Лориана имела некоторое влияние на отца. Она добилась, чтобы все произошедшее осталось в тайне и чтобы он воздержался от издевательств над маркизом за его возвышенные чувства к ней. И даже д’Альвимар, несмотря на свою проницательность, не догадался о том, что произошло между ними.
Лориана была еще ребенок, но уже с задатками сильной женщины, способной совершать действительно хорошие поступки.
Итак, она провела остаток дня не будучи затронутой галантной вкрадчивостью д’Альвимара, и даже казалось, что, отдав его кинжал маркизу в знак благодарной дружбы, она избавилась от какой-то вещи, которая ее тревожила и жгла руки. Она позаботилась больше не оставаться наедине с испанцем и не поощрять никаких стараний, которые он предпринимал, чтобы перевести беседу на нежные банальности любви.

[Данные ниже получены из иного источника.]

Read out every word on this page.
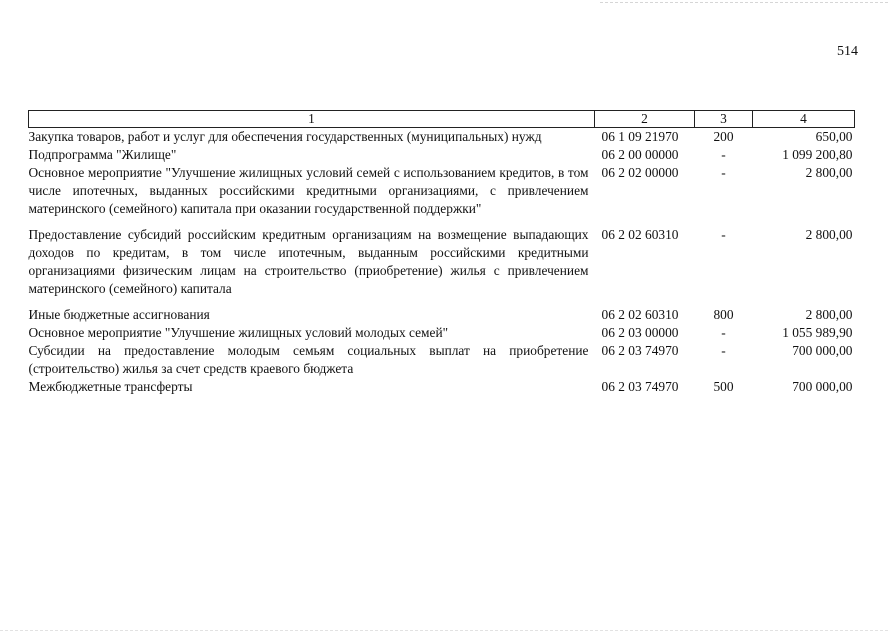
514
1	2	3	4
Закупка товаров, работ и услуг для обеспечения государственных (муниципальных) нужд	06 1 09 21970	200	650,00
Подпрограмма "Жилище"	06 2 00 00000	-	1 099 200,80
Основное мероприятие "Улучшение жилищных условий семей с использованием кредитов, в том числе ипотечных, выданных российскими кредитными организациями, с привлечением материнского (семейного) капитала при оказании государственной поддержки"	06 2 02 00000	-	2 800,00
Предоставление субсидий российским кредитным организациям на возмещение выпадающих доходов по кредитам, в том числе ипотечным, выданным российскими кредитными организациями физическим лицам на строительство (приобретение) жилья с привлечением материнского (семейного) капитала	06 2 02 60310	-	2 800,00
Иные бюджетные ассигнования	06 2 02 60310	800	2 800,00
Основное мероприятие "Улучшение жилищных условий молодых семей"	06 2 03 00000	-	1 055 989,90
Субсидии на предоставление молодым семьям социальных выплат на приобретение (строительство) жилья за счет средств краевого бюджета	06 2 03 74970	-	700 000,00
Межбюджетные трансферты	06 2 03 74970	500	700 000,00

К тому же происшествие прервало все частные разговоры и отвлекло общество.
Явился молодой цыган, прося повеселить именитую публику показом своих дарований, я даже верю, что пройдоха сказал «своего таланта».
Едва его ввели, как д’Альвимар узнал молодого бродягу, который выполнял роль посредника между господином д’Арс и мавританкой на вересковых зарослях Шампилье и который объявил, что он француз и зовется Ла Флеш.
Это был парень лет двадцати, довольно красивый, хотя уже увядший от распутства, взгляд его был проницательным и дерзким, рот плоский и коварный, речь глупая, неблагоразумная и насмешливая, к тому же он был хорошо сложен при своем маленьком росте, ловок в движениях, как мим, с руками как у вора, сообразительный во всем, что относилось к плохим делам, кретин в том, что касалось любой полезной работы или всех разумных доводов.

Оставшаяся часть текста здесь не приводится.